Notable Quotes & Memorable Moments
-
On emotional presence:
“It's the feeling of with that gives a child safety and it's the feeling of with that gives us all safety.”
—Jessica Baum (29:19) -
On healing alone vs. together:
“I would be doing the science an injustice if I said read this book and fix yourself. That’s just not how developmental trauma heals… a lot of what I needed to heal inside, I needed the right support.”
—Jessica Baum (61:10) -
On the paradox of “familiarity” and “safety”:
“It feels so fucking cosmically unfair that our nervous systems confuse familiarity with safety.”
—Chris Williamson (23:41) -
On the role of rupture and repair:
“If we have conflict, it’s an opportunity not only to repair on a deep level, but to build deeper intimacy.”
—Jessica Baum (63:40) -
On masculinity & vulnerability:
“True masculinity comes from this portal of being vulnerable and going there. And it’s what women, a lot of women say they want. Right.
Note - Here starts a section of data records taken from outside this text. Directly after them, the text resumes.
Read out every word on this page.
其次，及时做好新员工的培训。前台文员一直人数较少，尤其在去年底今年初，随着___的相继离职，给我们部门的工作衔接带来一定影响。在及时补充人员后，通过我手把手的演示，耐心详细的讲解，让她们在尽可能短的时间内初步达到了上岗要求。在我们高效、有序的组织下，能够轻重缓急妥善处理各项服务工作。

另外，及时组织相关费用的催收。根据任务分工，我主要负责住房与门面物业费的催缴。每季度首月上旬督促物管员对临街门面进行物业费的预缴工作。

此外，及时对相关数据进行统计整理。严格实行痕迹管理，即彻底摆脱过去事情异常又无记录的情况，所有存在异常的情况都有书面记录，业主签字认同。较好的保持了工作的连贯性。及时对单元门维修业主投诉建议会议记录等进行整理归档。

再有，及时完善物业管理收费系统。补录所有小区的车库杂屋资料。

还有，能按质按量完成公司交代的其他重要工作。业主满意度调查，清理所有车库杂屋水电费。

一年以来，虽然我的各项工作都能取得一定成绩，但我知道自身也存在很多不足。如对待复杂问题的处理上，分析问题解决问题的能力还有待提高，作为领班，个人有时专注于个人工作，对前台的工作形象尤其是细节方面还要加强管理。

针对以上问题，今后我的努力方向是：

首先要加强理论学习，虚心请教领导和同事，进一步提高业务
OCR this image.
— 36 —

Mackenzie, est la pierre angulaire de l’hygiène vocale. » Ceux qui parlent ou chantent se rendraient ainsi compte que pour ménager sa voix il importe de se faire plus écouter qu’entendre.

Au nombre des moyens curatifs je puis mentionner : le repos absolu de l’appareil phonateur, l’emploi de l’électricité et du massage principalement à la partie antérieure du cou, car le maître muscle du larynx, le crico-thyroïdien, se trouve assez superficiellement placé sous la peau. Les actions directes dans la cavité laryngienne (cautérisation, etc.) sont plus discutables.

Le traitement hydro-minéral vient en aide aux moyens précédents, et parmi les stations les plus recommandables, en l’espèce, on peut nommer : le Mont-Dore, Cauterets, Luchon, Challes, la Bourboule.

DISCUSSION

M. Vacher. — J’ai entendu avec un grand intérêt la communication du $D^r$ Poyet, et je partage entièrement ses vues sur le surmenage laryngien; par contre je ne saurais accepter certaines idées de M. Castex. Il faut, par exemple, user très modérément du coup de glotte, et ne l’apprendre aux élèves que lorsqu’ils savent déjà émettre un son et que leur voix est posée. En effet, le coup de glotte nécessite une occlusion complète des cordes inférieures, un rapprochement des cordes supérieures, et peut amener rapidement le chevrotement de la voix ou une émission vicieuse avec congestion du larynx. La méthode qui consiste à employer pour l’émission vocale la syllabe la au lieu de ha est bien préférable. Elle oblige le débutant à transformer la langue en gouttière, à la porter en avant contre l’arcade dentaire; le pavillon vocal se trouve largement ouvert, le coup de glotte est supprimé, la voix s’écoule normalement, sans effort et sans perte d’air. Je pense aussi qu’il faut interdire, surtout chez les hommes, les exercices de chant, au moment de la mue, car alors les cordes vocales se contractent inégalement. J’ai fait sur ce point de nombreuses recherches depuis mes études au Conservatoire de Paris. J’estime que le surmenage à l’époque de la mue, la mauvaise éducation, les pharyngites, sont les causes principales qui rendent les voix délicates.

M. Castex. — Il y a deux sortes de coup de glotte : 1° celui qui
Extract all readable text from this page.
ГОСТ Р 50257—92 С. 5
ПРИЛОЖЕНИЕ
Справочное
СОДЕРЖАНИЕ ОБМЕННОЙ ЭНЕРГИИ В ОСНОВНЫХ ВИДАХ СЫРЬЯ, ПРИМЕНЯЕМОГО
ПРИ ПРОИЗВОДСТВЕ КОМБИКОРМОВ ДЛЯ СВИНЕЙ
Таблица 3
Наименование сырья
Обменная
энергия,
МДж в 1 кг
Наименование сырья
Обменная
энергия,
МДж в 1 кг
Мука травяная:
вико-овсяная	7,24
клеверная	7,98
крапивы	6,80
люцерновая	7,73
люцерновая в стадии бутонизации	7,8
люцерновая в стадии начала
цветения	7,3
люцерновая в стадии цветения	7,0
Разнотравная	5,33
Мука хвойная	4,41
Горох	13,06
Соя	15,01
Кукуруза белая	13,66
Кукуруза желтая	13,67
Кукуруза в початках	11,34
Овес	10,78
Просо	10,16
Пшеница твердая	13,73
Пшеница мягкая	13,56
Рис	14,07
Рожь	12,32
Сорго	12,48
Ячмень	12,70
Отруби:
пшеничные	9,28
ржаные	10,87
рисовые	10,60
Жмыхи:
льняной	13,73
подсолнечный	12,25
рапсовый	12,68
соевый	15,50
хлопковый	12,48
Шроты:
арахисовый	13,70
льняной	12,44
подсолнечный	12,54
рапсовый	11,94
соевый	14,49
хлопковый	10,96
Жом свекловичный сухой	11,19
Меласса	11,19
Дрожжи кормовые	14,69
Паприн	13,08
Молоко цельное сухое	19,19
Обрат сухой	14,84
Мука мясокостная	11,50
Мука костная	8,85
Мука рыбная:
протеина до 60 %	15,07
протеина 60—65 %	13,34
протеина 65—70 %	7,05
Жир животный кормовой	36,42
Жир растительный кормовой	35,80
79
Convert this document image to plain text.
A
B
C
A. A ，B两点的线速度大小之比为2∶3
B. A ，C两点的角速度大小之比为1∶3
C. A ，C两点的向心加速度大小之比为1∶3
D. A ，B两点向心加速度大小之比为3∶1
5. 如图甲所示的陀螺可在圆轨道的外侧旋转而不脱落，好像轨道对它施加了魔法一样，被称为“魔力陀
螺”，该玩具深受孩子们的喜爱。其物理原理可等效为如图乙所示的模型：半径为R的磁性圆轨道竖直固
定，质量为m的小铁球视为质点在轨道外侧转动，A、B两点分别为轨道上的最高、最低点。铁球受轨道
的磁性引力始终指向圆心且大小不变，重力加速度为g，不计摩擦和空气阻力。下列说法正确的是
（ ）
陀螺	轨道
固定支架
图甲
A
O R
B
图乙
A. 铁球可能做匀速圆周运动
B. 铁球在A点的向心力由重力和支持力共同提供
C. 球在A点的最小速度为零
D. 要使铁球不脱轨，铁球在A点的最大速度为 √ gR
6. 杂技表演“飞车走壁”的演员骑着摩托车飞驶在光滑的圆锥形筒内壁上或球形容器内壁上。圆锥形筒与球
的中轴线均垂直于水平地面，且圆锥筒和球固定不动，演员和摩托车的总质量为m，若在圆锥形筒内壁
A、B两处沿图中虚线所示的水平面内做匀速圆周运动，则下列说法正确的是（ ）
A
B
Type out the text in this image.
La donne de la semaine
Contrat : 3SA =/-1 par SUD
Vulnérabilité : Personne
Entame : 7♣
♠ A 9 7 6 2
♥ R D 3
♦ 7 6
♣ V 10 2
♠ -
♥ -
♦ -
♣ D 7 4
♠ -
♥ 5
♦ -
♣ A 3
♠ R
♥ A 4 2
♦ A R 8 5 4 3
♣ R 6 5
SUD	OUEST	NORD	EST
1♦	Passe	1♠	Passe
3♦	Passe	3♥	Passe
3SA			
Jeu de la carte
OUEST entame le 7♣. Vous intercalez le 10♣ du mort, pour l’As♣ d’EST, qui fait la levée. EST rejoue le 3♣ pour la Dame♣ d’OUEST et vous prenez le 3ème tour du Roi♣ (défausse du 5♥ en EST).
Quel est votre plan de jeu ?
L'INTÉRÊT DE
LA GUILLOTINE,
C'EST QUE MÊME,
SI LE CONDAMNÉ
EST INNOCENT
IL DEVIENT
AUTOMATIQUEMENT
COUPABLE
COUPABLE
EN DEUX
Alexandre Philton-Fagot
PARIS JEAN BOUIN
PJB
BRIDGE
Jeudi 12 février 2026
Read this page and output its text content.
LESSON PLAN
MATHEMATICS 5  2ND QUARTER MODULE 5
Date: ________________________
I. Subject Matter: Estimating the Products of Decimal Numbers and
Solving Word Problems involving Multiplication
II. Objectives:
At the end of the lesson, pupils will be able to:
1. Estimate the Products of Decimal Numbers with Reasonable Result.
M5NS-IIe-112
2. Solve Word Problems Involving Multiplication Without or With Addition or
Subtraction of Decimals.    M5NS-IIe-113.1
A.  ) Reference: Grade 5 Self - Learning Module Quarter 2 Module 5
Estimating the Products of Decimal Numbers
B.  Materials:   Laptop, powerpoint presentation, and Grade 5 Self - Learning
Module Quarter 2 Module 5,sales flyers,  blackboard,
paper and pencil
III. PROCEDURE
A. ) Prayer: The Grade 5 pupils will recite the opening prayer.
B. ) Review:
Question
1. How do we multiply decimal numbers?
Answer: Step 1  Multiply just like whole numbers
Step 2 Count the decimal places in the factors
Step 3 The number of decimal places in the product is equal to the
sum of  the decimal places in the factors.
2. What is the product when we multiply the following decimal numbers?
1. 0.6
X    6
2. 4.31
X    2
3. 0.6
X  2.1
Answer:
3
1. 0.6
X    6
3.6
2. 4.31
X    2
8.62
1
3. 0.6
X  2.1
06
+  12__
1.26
And it's what we have to go through to get to the other side of this.”
—Jessica Baum (55:24)
Practical Takeaways
- To begin healing:
Reflect on your earliest relationship experiences and how they show up in current patterns (The Wheel of Attachment). - Seek “anchors”:
Find people, therapeutic or otherwise, who are emotionally available and present. - Communicate nervous system states:
Practice speaking from and about your internal state, instead of blaming or defaulting to behaviors. - Normalize rupture and repair:
Embrace (healthy) conflict as a portal to deeper relationship satisfaction—look for evidence that you’re able to repair and grow, not just return to status quo. - Healing happens together:
Prioritize co-regulation and community—not just self-help—for lasting change.
Final Resources
- Free Wheel of Attachment Guide: Download via Jessica’s website or the link in episode notes.
- Jessica Baum: Search “Jessica Baum” for her work, social media, and the latest resources.
- Book: Safe – An Attachment-Informed Guide to Building Secure Relationships and Coming Home to Yourself
For further information:
- [Jessica Baum on social media / website]
- ChrisWillX.com/books for Chris’s top book recommendations, including Jessica’s.
This summary centers on the core ideas and takeaways from a deep and vulnerable conversation, aiming to help listeners and non-listeners alike reflect on their relationship patterns and begin the journey toward greater intimacy and healing.